Kini, di bawah sinar penerangan bulan, orang-orang baru dapat melihat wajah aslinya. Semua dibuat terkejut karena Iblis Muka Gedek itu ternyata seorang perempuan. Dia adalah Kencanawati. Wajahnya memang mengerikan. Rambutnya yang panjang sepinggul terurai acak-acakan. Pojok atas tengkoraknya hancur, sebelah matanya lepas dari ceruknya.
Lintang bergerak cepat. Dua-tiga pukulan hebat disarangkan lagi ke tubuh iblis itu, dan tulang-tulang rusuk yang patah pun mencuat menembus kulit. Iblis itu masih bertahan.
Lintang mengangkat tangan, menghapus banjir keringat yang turun dari keningnya, sebelum akhirnya pedang akhiratnya menebas leher hingga kepala iblis itu jatuh menggelinding ke tanah.
Sejarah yang terjadi di Lembah Gunung Pegat itu sekaligus mengingatkan manusia betapa hal yang tak terduga bisa saja terjadi. Terlebih ketika orang sudah merasa di atas angin. Peristiwa itu telah mengajarkan bahwa sikap menganggap remeh bisa membawa petaka, dan Lintang mengajarkan bahwa satu tekad yang kuat dapat mengalahkan sesuatu yang tidak mungkin.
Suara Cak Lahar kini ganti jadi sedikit bernada petuah.
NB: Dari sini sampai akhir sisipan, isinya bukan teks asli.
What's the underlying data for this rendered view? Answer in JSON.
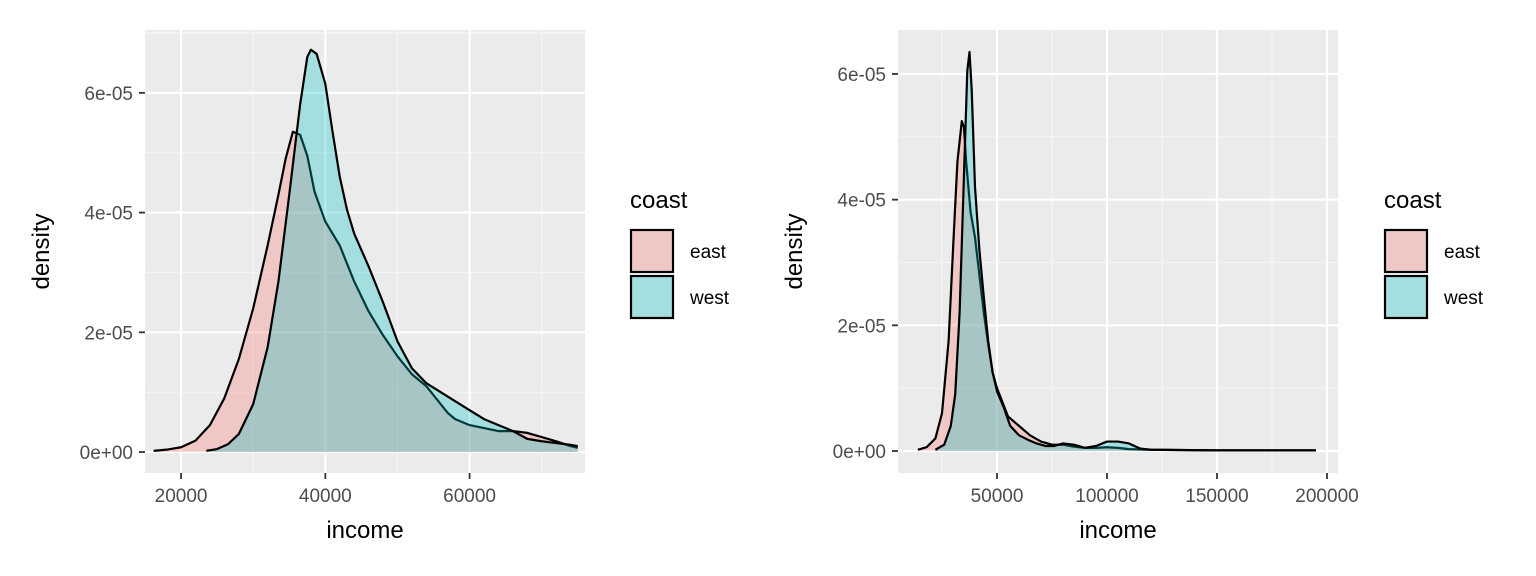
{
  "colors": {
    "panel_bg": "#ebebeb",
    "grid_major": "#ffffff",
    "grid_minor": "#f5f5f5",
    "east_fill": "#f8766d",
    "west_fill": "#00bfc4",
    "outline": "#000000"
  },
  "chart_data": [
    {
      "type": "area",
      "xlabel": "income",
      "ylabel": "density",
      "xlim": [
        15000,
        76000
      ],
      "ylim": [
        -3.5e-06,
        7.05e-05
      ],
      "x_ticks": [
        20000,
        40000,
        60000
      ],
      "x_tick_labels": [
        "20000",
        "40000",
        "60000"
      ],
      "y_ticks": [
        0,
        2e-05,
        4e-05,
        6e-05
      ],
      "y_tick_labels": [
        "0e+00",
        "2e-05",
        "4e-05",
        "6e-05"
      ],
      "grid": true,
      "legend": {
        "title": "coast",
        "position": "right",
        "entries": [
          "east",
          "west"
        ]
      },
      "series": [
        {
          "name": "east",
          "color": "#f8766d",
          "points": [
            [
              16200,
              2e-07
            ],
            [
              18000,
              4e-07
            ],
            [
              20000,
              8e-07
            ],
            [
              22000,
              1.9e-06
            ],
            [
              24000,
              4.5e-06
            ],
            [
              26000,
              9e-06
            ],
            [
              28000,
              1.55e-05
            ],
            [
              30000,
              2.4e-05
            ],
            [
              32000,
              3.45e-05
            ],
            [
              33500,
              4.3e-05
            ],
            [
              34500,
              4.9e-05
            ],
            [
              35500,
              5.35e-05
            ],
            [
              36500,
              5.3e-05
            ],
            [
              37500,
              4.95e-05
            ],
            [
              38500,
              4.35e-05
            ],
            [
              40000,
              3.85e-05
            ],
            [
              42000,
              3.45e-05
            ],
            [
              44000,
              2.85e-05
            ],
            [
              46000,
              2.35e-05
            ],
            [
              48000,
              1.95e-05
            ],
            [
              50000,
              1.6e-05
            ],
            [
              52000,
              1.3e-05
            ],
            [
              54000,
              1.1e-05
            ],
            [
              56000,
              8e-06
            ],
            [
              57000,
              6.5e-06
            ],
            [
              58000,
              5.5e-06
            ],
            [
              60000,
              4.5e-06
            ],
            [
              62000,
              4e-06
            ],
            [
              64000,
              3.5e-06
            ],
            [
              66000,
              3.5e-06
            ],
            [
              68000,
              3.2e-06
            ],
            [
              70000,
              2.5e-06
            ],
            [
              72000,
              1.8e-06
            ],
            [
              74000,
              1e-06
            ],
            [
              75000,
              7e-07
            ]
          ]
        },
        {
          "name": "west",
          "color": "#00bfc4",
          "points": [
            [
              23500,
              2e-07
            ],
            [
              25000,
              5e-07
            ],
            [
              26500,
              1.3e-06
            ],
            [
              28000,
              3e-06
            ],
            [
              30000,
              8e-06
            ],
            [
              32000,
              1.75e-05
            ],
            [
              33500,
              2.85e-05
            ],
            [
              35000,
              4.3e-05
            ],
            [
              36500,
              5.8e-05
            ],
            [
              37500,
              6.6e-05
            ],
            [
              38000,
              6.72e-05
            ],
            [
              38800,
              6.65e-05
            ],
            [
              40000,
              6.15e-05
            ],
            [
              41000,
              5.35e-05
            ],
            [
              42000,
              4.6e-05
            ],
            [
              43000,
              4.05e-05
            ],
            [
              44000,
              3.65e-05
            ],
            [
              46000,
              3.1e-05
            ],
            [
              48000,
              2.5e-05
            ],
            [
              50000,
              1.85e-05
            ],
            [
              52000,
              1.4e-05
            ],
            [
              54000,
              1.15e-05
            ],
            [
              56000,
              1e-05
            ],
            [
              58000,
              8.5e-06
            ],
            [
              60000,
              7e-06
            ],
            [
              62000,
              5.5e-06
            ],
            [
              64000,
              4.5e-06
            ],
            [
              66000,
              3.5e-06
            ],
            [
              68000,
              2.2e-06
            ],
            [
              70000,
              1.8e-06
            ],
            [
              72000,
              1.5e-06
            ],
            [
              74000,
              1.2e-06
            ],
            [
              75000,
              1e-06
            ]
          ]
        }
      ]
    },
    {
      "type": "area",
      "xlabel": "income",
      "ylabel": "density",
      "xlim": [
        5000,
        205000
      ],
      "ylim": [
        -3.5e-06,
        6.7e-05
      ],
      "x_ticks": [
        50000,
        100000,
        150000,
        200000
      ],
      "x_tick_labels": [
        "50000",
        "100000",
        "150000",
        "200000"
      ],
      "y_ticks": [
        0,
        2e-05,
        4e-05,
        6e-05
      ],
      "y_tick_labels": [
        "0e+00",
        "2e-05",
        "4e-05",
        "6e-05"
      ],
      "grid": true,
      "legend": {
        "title": "coast",
        "position": "right",
        "entries": [
          "east",
          "west"
        ]
      },
      "series": [
        {
          "name": "east",
          "color": "#f8766d",
          "points": [
            [
              14000,
              2e-07
            ],
            [
              18000,
              6e-07
            ],
            [
              22000,
              2e-06
            ],
            [
              25000,
              6e-06
            ],
            [
              28000,
              1.75e-05
            ],
            [
              30000,
              3.2e-05
            ],
            [
              32000,
              4.6e-05
            ],
            [
              34000,
              5.25e-05
            ],
            [
              35000,
              5.15e-05
            ],
            [
              36000,
              4.6e-05
            ],
            [
              38000,
              3.8e-05
            ],
            [
              40000,
              3.4e-05
            ],
            [
              42000,
              2.8e-05
            ],
            [
              44000,
              2.2e-05
            ],
            [
              46000,
              1.7e-05
            ],
            [
              48000,
              1.25e-05
            ],
            [
              50000,
              1e-05
            ],
            [
              55000,
              5.5e-06
            ],
            [
              60000,
              4e-06
            ],
            [
              65000,
              2.5e-06
            ],
            [
              70000,
              1.5e-06
            ],
            [
              75000,
              1e-06
            ],
            [
              80000,
              1e-06
            ],
            [
              85000,
              7e-07
            ],
            [
              90000,
              5e-07
            ],
            [
              95000,
              5e-07
            ],
            [
              100000,
              6e-07
            ],
            [
              105000,
              5e-07
            ],
            [
              110000,
              3e-07
            ],
            [
              120000,
              2e-07
            ],
            [
              150000,
              1e-07
            ],
            [
              195000,
              1e-07
            ]
          ]
        },
        {
          "name": "west",
          "color": "#00bfc4",
          "points": [
            [
              22000,
              2e-07
            ],
            [
              26000,
              1e-06
            ],
            [
              29000,
              4e-06
            ],
            [
              31000,
              9e-06
            ],
            [
              33000,
              2.2e-05
            ],
            [
              35000,
              4.4e-05
            ],
            [
              36500,
              6.05e-05
            ],
            [
              37500,
              6.35e-05
            ],
            [
              38500,
              5.75e-05
            ],
            [
              40000,
              4.2e-05
            ],
            [
              42000,
              3.2e-05
            ],
            [
              44000,
              2.45e-05
            ],
            [
              46000,
              1.75e-05
            ],
            [
              48000,
              1.25e-05
            ],
            [
              50000,
              9.5e-06
            ],
            [
              53000,
              7e-06
            ],
            [
              56000,
              4e-06
            ],
            [
              60000,
              2.5e-06
            ],
            [
              64000,
              1.8e-06
            ],
            [
              68000,
              1.2e-06
            ],
            [
              72000,
              8e-07
            ],
            [
              76000,
              8e-07
            ],
            [
              80000,
              1.2e-06
            ],
            [
              85000,
              1e-06
            ],
            [
              90000,
              5e-07
            ],
            [
              95000,
              8e-07
            ],
            [
              100000,
              1.5e-06
            ],
            [
              105000,
              1.5e-06
            ],
            [
              110000,
              1.2e-06
            ],
            [
              115000,
              4e-07
            ],
            [
              120000,
              2e-07
            ],
            [
              150000,
              1e-07
            ],
            [
              195000,
              1e-07
            ]
          ]
        }
      ]
    }
  ]
}
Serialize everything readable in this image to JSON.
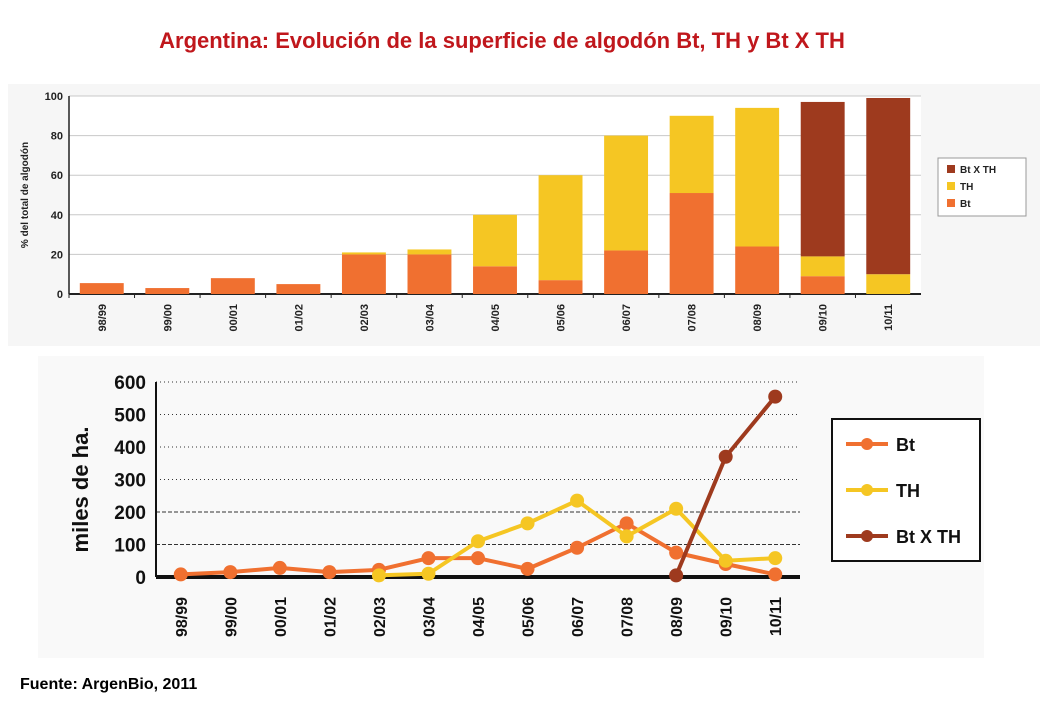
{
  "title": "Argentina: Evolución de la superficie de algodón Bt, TH y Bt X TH",
  "source": "Fuente: ArgenBio, 2011",
  "colors": {
    "bt": "#f07030",
    "th": "#f5c623",
    "btxth": "#9e3a1e",
    "title": "#c0171c"
  },
  "chart_data": [
    {
      "type": "bar",
      "stacked": true,
      "title": "",
      "xlabel": "",
      "ylabel": "% del total de algodón",
      "ylim": [
        0,
        100
      ],
      "yticks": [
        "0",
        "20",
        "40",
        "60",
        "80",
        "100"
      ],
      "grid": true,
      "legend_position": "right",
      "categories": [
        "98/99",
        "99/00",
        "00/01",
        "01/02",
        "02/03",
        "03/04",
        "04/05",
        "05/06",
        "06/07",
        "07/08",
        "08/09",
        "09/10",
        "10/11"
      ],
      "series": [
        {
          "name": "Bt",
          "values": [
            5.5,
            3,
            8,
            5,
            20,
            20,
            14,
            7,
            22,
            51,
            24,
            9,
            0
          ]
        },
        {
          "name": "TH",
          "values": [
            0,
            0,
            0,
            0,
            1,
            2.5,
            26,
            53,
            58,
            39,
            70,
            10,
            10
          ]
        },
        {
          "name": "Bt X TH",
          "values": [
            0,
            0,
            0,
            0,
            0,
            0,
            0,
            0,
            0,
            0,
            0,
            78,
            89
          ]
        }
      ],
      "legend_labels": [
        "Bt X TH",
        "TH",
        "Bt"
      ]
    },
    {
      "type": "line",
      "title": "",
      "xlabel": "",
      "ylabel": "miles de ha.",
      "ylim": [
        0,
        600
      ],
      "yticks": [
        "0",
        "100",
        "200",
        "300",
        "400",
        "500",
        "600"
      ],
      "grid": true,
      "legend_position": "right",
      "categories": [
        "98/99",
        "99/00",
        "00/01",
        "01/02",
        "02/03",
        "03/04",
        "04/05",
        "05/06",
        "06/07",
        "07/08",
        "08/09",
        "09/10",
        "10/11"
      ],
      "series": [
        {
          "name": "Bt",
          "values": [
            8,
            15,
            28,
            15,
            22,
            58,
            58,
            25,
            90,
            165,
            75,
            40,
            8
          ]
        },
        {
          "name": "TH",
          "values": [
            null,
            null,
            null,
            null,
            5,
            10,
            110,
            165,
            235,
            125,
            210,
            50,
            58
          ]
        },
        {
          "name": "Bt X TH",
          "values": [
            null,
            null,
            null,
            null,
            null,
            null,
            null,
            null,
            null,
            null,
            5,
            370,
            555
          ]
        }
      ]
    }
  ]
}
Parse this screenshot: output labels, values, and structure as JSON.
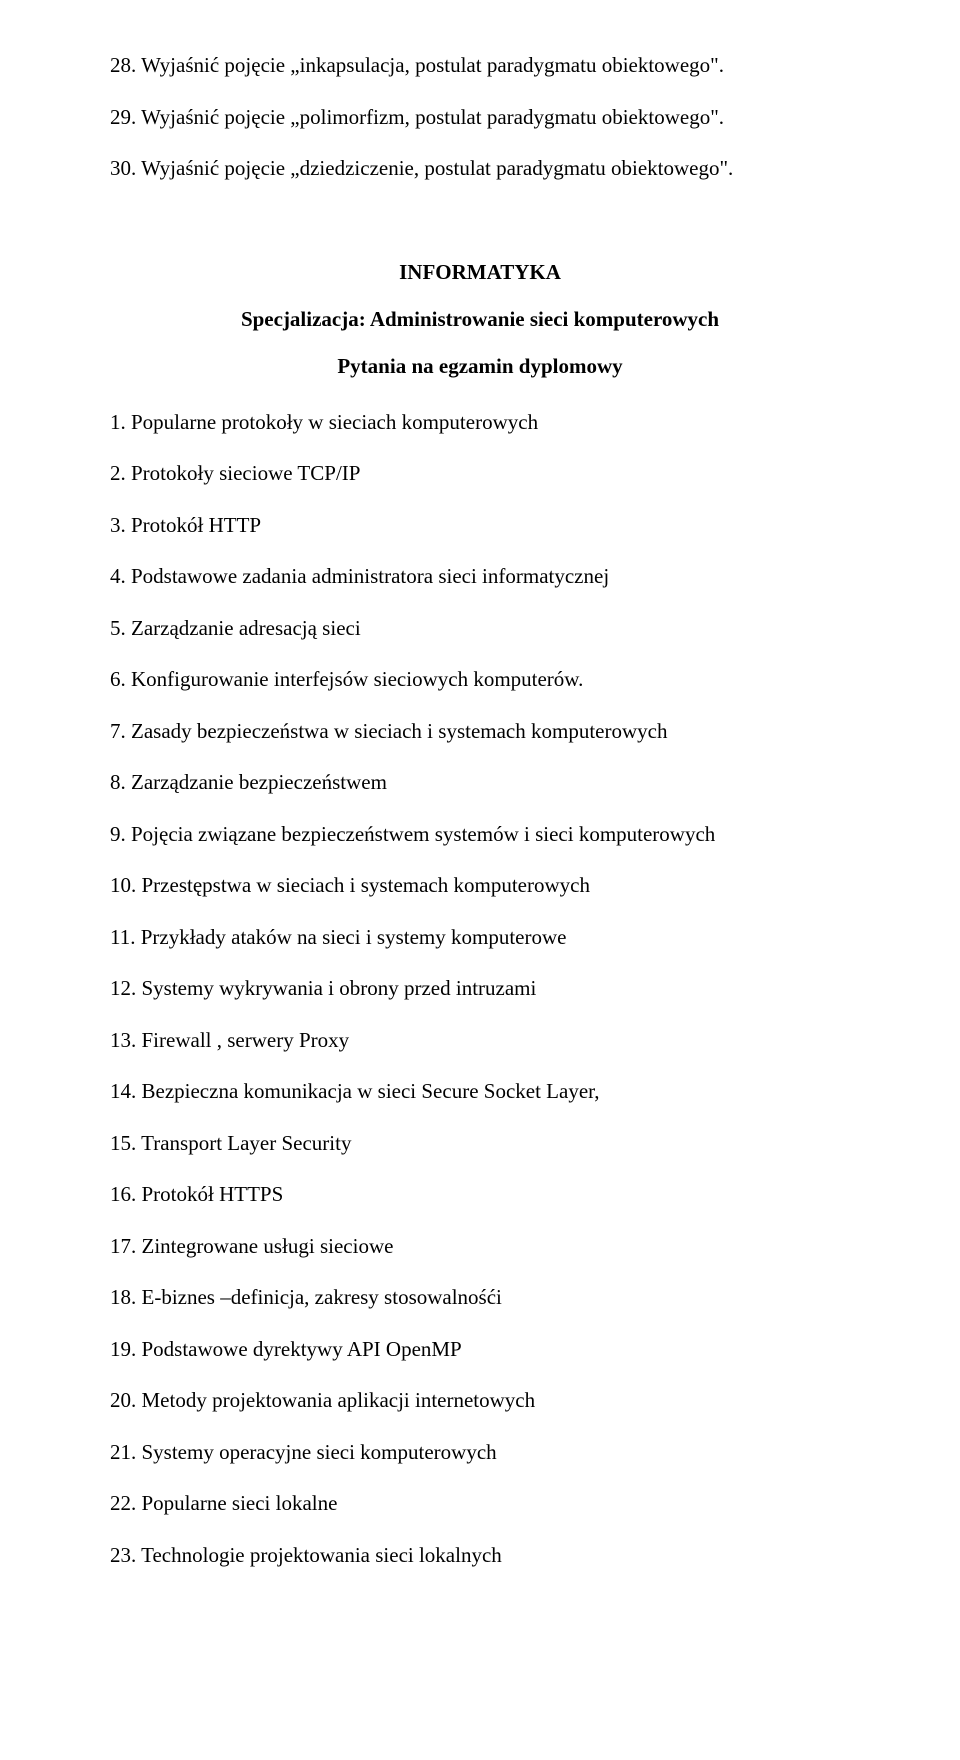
{
  "intro_items": [
    "28. Wyjaśnić pojęcie „inkapsulacja, postulat paradygmatu obiektowego\".",
    "29. Wyjaśnić pojęcie „polimorfizm, postulat paradygmatu obiektowego\".",
    "30. Wyjaśnić pojęcie „dziedziczenie, postulat paradygmatu obiektowego\"."
  ],
  "heading_main": "INFORMATYKA",
  "heading_spec": "Specjalizacja: Administrowanie sieci komputerowych",
  "heading_exam": "Pytania na egzamin dyplomowy",
  "items": [
    "1. Popularne  protokoły w sieciach komputerowych",
    "2. Protokoły sieciowe TCP/IP",
    "3. Protokół HTTP",
    "4. Podstawowe zadania administratora sieci informatycznej",
    "5. Zarządzanie adresacją sieci",
    "6. Konfigurowanie interfejsów sieciowych komputerów.",
    "7. Zasady bezpieczeństwa w sieciach i systemach komputerowych",
    "8.  Zarządzanie bezpieczeństwem",
    "9. Pojęcia związane bezpieczeństwem systemów i sieci komputerowych",
    "10. Przestępstwa w sieciach i systemach komputerowych",
    "11. Przykłady ataków na sieci i systemy komputerowe",
    "12.  Systemy wykrywania i obrony przed intruzami",
    "13. Firewall , serwery Proxy",
    "14.  Bezpieczna komunikacja w sieci Secure Socket Layer,",
    "15.  Transport Layer Security",
    "16. Protokół HTTPS",
    "17. Zintegrowane usługi sieciowe",
    "18. E-biznes –definicja, zakresy stosowalnośći",
    "19. Podstawowe dyrektywy API  OpenMP",
    "20. Metody projektowania aplikacji internetowych",
    "21. Systemy operacyjne sieci komputerowych",
    "22. Popularne sieci lokalne",
    "23. Technologie projektowania sieci lokalnych"
  ],
  "colors": {
    "text": "#000000",
    "background": "#ffffff"
  },
  "typography": {
    "base_fontsize_pt": 16,
    "heading_weight": "bold",
    "font_family": "Times New Roman"
  }
}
Ia berdiri di sekeliling musuhnya yang terkapar tak berdaya. "Sayang sekali! Biarpun kalian dilahirkan sebagai manusia, tapi kalian lebih mirip binatang. Sungguh menyedihkan kalian mesti menemui ajal di sini, tanpa pernah menjadi manusia yang sebenarnya! Sungguh hidup yang sia-sia!"
"Kalian rupanya salah mengerti," kata Ki Renggo kepada sisa-sisa musuhnya yang bergelimpangan, "Kalian pikir berani saja akan membuat kalian bisa jadi pendekar hebat. Tidak begitu! Kalian juga merasa yakin bahwa kesetiaan kepada pimpinan kalian itu pasti benar. Itu salah besar!"
Tentu saja mereka menangis dan selain karena merasa bersalah juga merasa sangat kesakitan.
Ki Renggo tidak menyesal, karena sadar apabila orang-orang itu yang menang, ia sendiri akan tergeletak di sana, tanpa nyawa dan bermandikan darah. "Sekarang, lihat bagaimana keadaan kalian? Hadapilah maut dengan berani, dan matilah dengan tenang!"
Sebelum Arum memberikan perintah kepada murid-muridnya agar mereka pergi ke semua arah untuk menemukan Zulaikah dan Alya, tiba-tiba kedua gadis itu muncul, seolah-olah sedang jalan-jalan menikmati udara malam.
Zulaikah turun dari gendongan dan berlari kecil ke arah ayahnya dan bertanya, "Ayah kok lama sekali datangnya?"
Lintang mengangkat tubuh Zulaikah dan mengalihkan perhatian putri kecilnya itu ke arah bulan di atas, dan berjalan cepat melewati tubuh-tubuh yang telah menjadi mayat. "Bulan yang indah! Lihat!"